Locker Problem

Super scratchy work on the problem shown below. I was basically thinking out loud on the page. The first question I asked myself was "how many times will a given locker have its state changed?" I realized that it would be determined by the number of factors of the locker's number, and went from there. You'll notice that I started with student 1 closing all of the lockers, and then basically worked on the problem starting with student number 2 and all lockers being closed. I get a little hung up on excluding 1 until near the end. I began starting to work out how to find the number of factors a given number would have, based on prime factorizations. I'm thinking it would involve counting the number of combinations of prime factors, but I realize it falls apart because it double counts factors.

At this point I've finally started to realize how to count the number of factors nicely based on the prime factorization, and I also keep on excluding 1 for some reason (I think it's just how the problem was pitched in class that got me stuck thinking like that).
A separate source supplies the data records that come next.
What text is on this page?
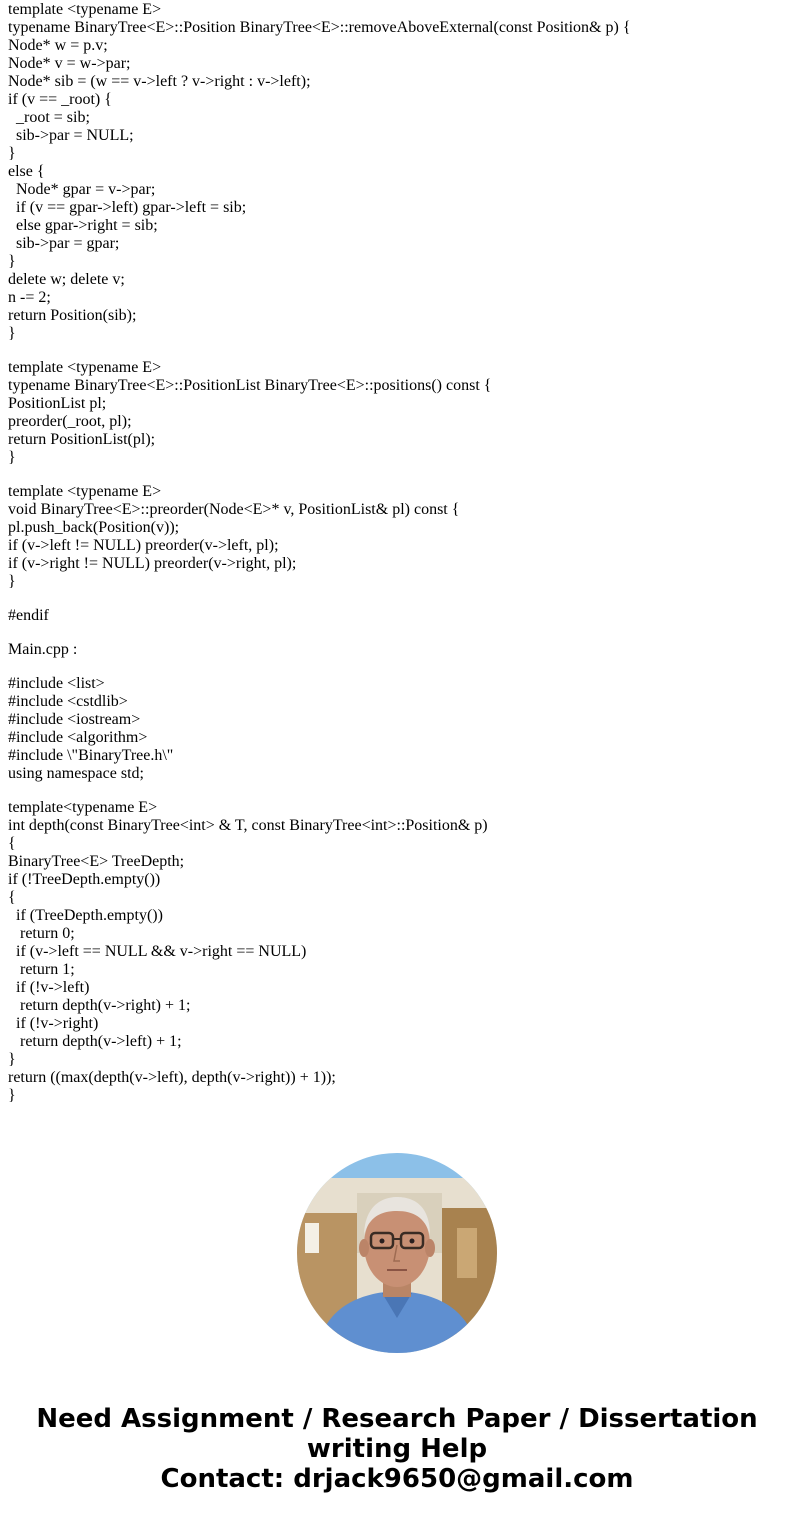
template <typename E>
typename BinaryTree<E>::Position BinaryTree<E>::removeAboveExternal(const Position& p) {
Node* w = p.v;
Node* v = w->par;
Node* sib = (w == v->left ? v->right : v->left);
if (v == _root) {
_root = sib;
sib->par = NULL;
}
else {
Node* gpar = v->par;
if (v == gpar->left) gpar->left = sib;
else gpar->right = sib;
sib->par = gpar;
}
delete w; delete v;
n -= 2;
return Position(sib);
}
template <typename E>
typename BinaryTree<E>::PositionList BinaryTree<E>::positions() const {
PositionList pl;
preorder(_root, pl);
return PositionList(pl);
}
template <typename E>
void BinaryTree<E>::preorder(Node<E>* v, PositionList& pl) const {
pl.push_back(Position(v));
if (v->left != NULL) preorder(v->left, pl);
if (v->right != NULL) preorder(v->right, pl);
}
#endif
Main.cpp :
#include <list>
#include <cstdlib>
#include <iostream>
#include <algorithm>
#include \"BinaryTree.h\"
using namespace std;
template<typename E>
int depth(const BinaryTree<int> & T, const BinaryTree<int>::Position& p)
{
BinaryTree<E> TreeDepth;
if (!TreeDepth.empty())
{
if (TreeDepth.empty())
return 0;
if (v->left == NULL && v->right == NULL)
return 1;
if (!v->left)
return depth(v->right) + 1;
if (!v->right)
return depth(v->left) + 1;
}
return ((max(depth(v->left), depth(v->right)) + 1));
}
Need Assignment / Research Paper / Dissertation
writing Help
Contact: drjack9650@gmail.com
I have a nice formula for giving me the number of distinct factors, and finally decide to include 1 because I realize the formula automatically does that. I swap around even and odd in my "final answer" to account for this change.

Ran through an example number just to try it out. Realized I would need to run every number through the formula to get a complete list and decided to call it quits. I should have known from the way the question was phrased that the answer would turn out to be an easily described set of numbers, but it honestly never occurred to me that only perfect squares have an odd number of factors - cool problem!